Para ilustrar lo anterior escogí estas imágenes:
Nebamun cazando aves en los pantanos, de la tumba-capilla de
Nebamun. Es pintura sobre yeso, procedente de Tebas. Es una obra excelente para
explicar la superficie funeraria: no es una escena de caza “decorativa”, sino
una imagen de continuidad vital en el más allá. Además, muestra la perspectiva
conceptual egipcia: el cuerpo de Nebamun se presenta con torso frontal, cabeza
y piernas de perfil, mientras la naturaleza aparece llena de aves, peces,
papiros, flores y movimiento.
| Nebamun cazando aves |
La segunda es una escena agrícola de la tumba de Menna.
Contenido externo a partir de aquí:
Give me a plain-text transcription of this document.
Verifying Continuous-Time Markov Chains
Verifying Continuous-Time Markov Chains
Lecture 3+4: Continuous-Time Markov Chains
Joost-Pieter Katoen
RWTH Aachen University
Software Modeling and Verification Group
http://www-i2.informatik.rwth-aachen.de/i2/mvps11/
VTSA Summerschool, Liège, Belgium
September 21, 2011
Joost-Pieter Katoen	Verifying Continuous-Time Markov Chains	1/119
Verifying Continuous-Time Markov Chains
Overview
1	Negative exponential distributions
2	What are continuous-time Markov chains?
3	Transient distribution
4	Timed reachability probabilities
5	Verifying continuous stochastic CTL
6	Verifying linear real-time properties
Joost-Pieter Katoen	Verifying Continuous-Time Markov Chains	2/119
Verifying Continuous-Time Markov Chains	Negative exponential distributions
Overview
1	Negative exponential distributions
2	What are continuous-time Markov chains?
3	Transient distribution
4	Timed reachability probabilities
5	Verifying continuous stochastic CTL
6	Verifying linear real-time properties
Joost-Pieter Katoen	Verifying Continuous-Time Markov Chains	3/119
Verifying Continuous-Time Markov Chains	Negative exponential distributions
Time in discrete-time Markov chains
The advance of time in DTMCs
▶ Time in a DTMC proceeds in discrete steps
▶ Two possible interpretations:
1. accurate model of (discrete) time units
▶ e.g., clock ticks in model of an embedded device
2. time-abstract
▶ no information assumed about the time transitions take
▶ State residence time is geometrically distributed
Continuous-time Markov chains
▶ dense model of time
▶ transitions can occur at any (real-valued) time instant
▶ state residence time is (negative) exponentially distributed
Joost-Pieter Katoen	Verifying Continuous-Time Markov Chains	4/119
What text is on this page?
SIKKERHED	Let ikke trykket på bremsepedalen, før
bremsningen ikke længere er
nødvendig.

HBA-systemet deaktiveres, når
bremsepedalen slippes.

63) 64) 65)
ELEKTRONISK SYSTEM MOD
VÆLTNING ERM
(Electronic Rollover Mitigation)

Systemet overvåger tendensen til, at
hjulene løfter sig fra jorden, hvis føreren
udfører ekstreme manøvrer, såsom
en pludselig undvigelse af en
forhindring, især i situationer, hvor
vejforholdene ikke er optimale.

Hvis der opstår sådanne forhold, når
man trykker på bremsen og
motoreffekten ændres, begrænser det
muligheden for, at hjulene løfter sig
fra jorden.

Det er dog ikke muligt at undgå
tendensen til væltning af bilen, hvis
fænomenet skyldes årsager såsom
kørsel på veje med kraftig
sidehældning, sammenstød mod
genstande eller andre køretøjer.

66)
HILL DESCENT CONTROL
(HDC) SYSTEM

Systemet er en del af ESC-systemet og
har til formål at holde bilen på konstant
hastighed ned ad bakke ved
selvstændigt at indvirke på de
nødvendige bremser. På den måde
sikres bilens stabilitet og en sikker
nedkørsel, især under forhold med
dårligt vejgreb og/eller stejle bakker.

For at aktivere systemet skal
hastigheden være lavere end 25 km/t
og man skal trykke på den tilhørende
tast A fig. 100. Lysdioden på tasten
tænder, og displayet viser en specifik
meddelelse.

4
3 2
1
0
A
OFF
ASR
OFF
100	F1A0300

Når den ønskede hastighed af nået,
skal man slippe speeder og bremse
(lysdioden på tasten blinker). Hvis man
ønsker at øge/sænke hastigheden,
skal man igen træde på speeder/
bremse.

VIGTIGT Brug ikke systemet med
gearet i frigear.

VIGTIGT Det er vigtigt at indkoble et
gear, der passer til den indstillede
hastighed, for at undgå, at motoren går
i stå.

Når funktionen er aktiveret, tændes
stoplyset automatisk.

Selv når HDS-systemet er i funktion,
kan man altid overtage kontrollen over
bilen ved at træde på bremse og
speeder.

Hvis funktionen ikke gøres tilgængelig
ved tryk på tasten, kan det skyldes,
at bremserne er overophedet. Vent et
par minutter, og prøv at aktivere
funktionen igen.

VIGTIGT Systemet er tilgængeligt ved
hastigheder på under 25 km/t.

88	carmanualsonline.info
Allí se ve con claridad la organización por registros horizontales: cosecha, carga, trabajo, supervisión, conteo. Esta obra ayuda a explicar que la pintura egipcia convierte la pared en una superficie ordenada, casi como una escritura visual. El tema agrícola no es menor: en una tumba, esas escenas aluden a provisión, continuidad y estabilidad.